Fouad Benzakour, président de l'Association professionnelle de l'industrie de la céramique (APIC)
Les mesures de sauvegarde du secteur céramique sont arrivées à terme. Es-ce une menace pour le secteur de la céramique ?
Suite à la demande des industriels de la céramique, les mesures de sauvegarde ont été mises en place pour une période de 5 ans, c'est-à-dire la période 2006 -2010. Or le secteur est fortement menacé par les importations massives. Le 28 décembre 2010, les professionnels ont tenu leur assemblée générale pour étudier la situation et ont constaté que les mesures de sauvegarde n'ont pas empêché une augmentation de 60% des importations. Le 2e point important retenu par les professionnels est l'augmentation vertigineuse du coût de l'énergie : 70% en deux ans.
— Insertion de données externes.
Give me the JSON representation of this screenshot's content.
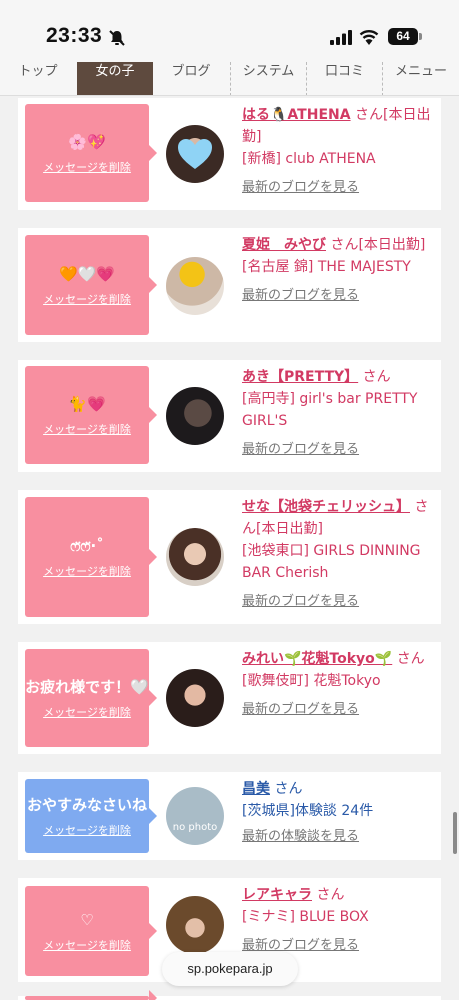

Y a-t-il d'autres problèmes autres que l'énergie ?
L'énergie constitue 38% du coût de revient, sachant que le Maroc, à la différence des autres pays producteurs qui utilisent le gaz naturel, utilise le propane. En outre, sur le pourtour méditerranéen, le Maroc est le pays le plus handicapé par ce poste de charges. Le prix du gaz au Maroc est 4 fois plus cher qu'en Europe, 8 fois plus que la Turquie et 40 fois plus que l'Egypte.
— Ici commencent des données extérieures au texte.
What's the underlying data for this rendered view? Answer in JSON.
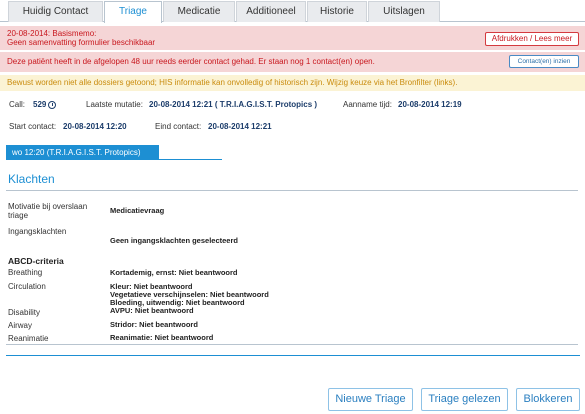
{
  "tabs": [
    {
      "label": "Huidig Contact",
      "active": false
    },
    {
      "label": "Triage",
      "active": true
    },
    {
      "label": "Medicatie",
      "active": false
    },
    {
      "label": "Additioneel",
      "active": false
    },
    {
      "label": "Historie",
      "active": false
    },
    {
      "label": "Uitslagen",
      "active": false
    }
  ],
  "alerts": {
    "memo_line1": "20-08-2014: Basismemo:",
    "memo_line2": "Geen samenvatting formulier beschikbaar",
    "print_button": "Afdrukken / Lees meer",
    "contacts_text": "Deze patiënt heeft in de afgelopen 48 uur reeds eerder contact gehad. Er staan nog 1 contact(en) open.",
    "contacts_button": "Contact(en) inzien",
    "warning_text": "Bewust worden niet alle dossiers getoond; HIS informatie kan onvolledig of historisch zijn. Wijzig keuze via het Bronfilter (links)."
  },
  "info": {
    "call_label": "Call:",
    "call_value": "529",
    "mutatie_label": "Laatste mutatie:",
    "mutatie_value": "20-08-2014 12:21 ( T.R.I.A.G.I.S.T. Protopics )",
    "aanname_label": "Aanname tijd:",
    "aanname_value": "20-08-2014 12:19",
    "start_label": "Start contact:",
    "start_value": "20-08-2014 12:20",
    "eind_label": "Eind contact:",
    "eind_value": "20-08-2014 12:21"
  },
  "subtab": {
    "label": "wo 12:20 (T.R.I.A.G.I.S.T. Protopics)"
  },
  "klachten": {
    "title": "Klachten",
    "motivatie_label_1": "Motivatie bij overslaan",
    "motivatie_label_2": "triage",
    "motivatie_value": "Medicatievraag",
    "ingang_label": "Ingangsklachten",
    "ingang_value": "Geen ingangsklachten geselecteerd"
  },
  "abcd": {
    "title": "ABCD-criteria",
    "breathing_label": "Breathing",
    "breathing_value": "Kortademig, ernst: Niet beantwoord",
    "circulation_label": "Circulation",
    "circulation_value_1": "Kleur: Niet beantwoord",
    "circulation_value_2": "Vegetatieve verschijnselen: Niet beantwoord",
    "circulation_value_3": "Bloeding, uitwendig: Niet beantwoord",
    "disability_label": "Disability",
    "disability_value": "AVPU: Niet beantwoord",
    "airway_label": "Airway",
    "airway_value": "Stridor: Niet beantwoord",
    "reanimatie_label": "Reanimatie",
    "reanimatie_value": "Reanimatie: Niet beantwoord"
  },
  "buttons": {
    "nieuwe": "Nieuwe Triage",
    "gelezen": "Triage gelezen",
    "blokkeren": "Blokkeren"
  },
  "colors": {
    "accent": "#1d8fd3",
    "alert_red": "#c8171e",
    "alert_bg": "#f5d5d6",
    "warn_text": "#c98b0d",
    "warn_bg": "#fbf3d4"
  }
}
La masse salariale, elle, représente 11% du coût de revient, tandis que les matières premières et les frais généraux représentent respectivement 30% et 21%. L'objectif en 2012 est de réduire le coût unitaire moyen par mètre carré de 2% annuellement en moyenne, contre un coût unitaire moyen de 48 DH/m2 en 2003.
Qu'en est-il de la concurrence ?
La concurrence, dans un cadre légal, ne nous dérange pas. Ce qui est grave c'est la concurrence déloyale des produits importés. Par exemple, nous avons constaté que pendant le 1er trimestre 2009, les importations ont presque doublé par rapport à la même période de 2008 et les prix ont baissé, c'est inacceptable. Nous sommes un secteur qui a souffert auparavant des importations sauvages, qui ont failli mettre le secteur à genou. Je rappelle que l'Espagne, qui passe par une crise immobilière sans précédent, dispose d'un stock de carreaux très important, résultant d'une part de la mévente sur le marché interne, à cause de l'arrêt de la construction et d'autre part, de la chute des ventes à l'export à cause de la crise aux Etats Unis et en Europe. De ce fait, sans les solutions adaptées, le secteur court à la ruine.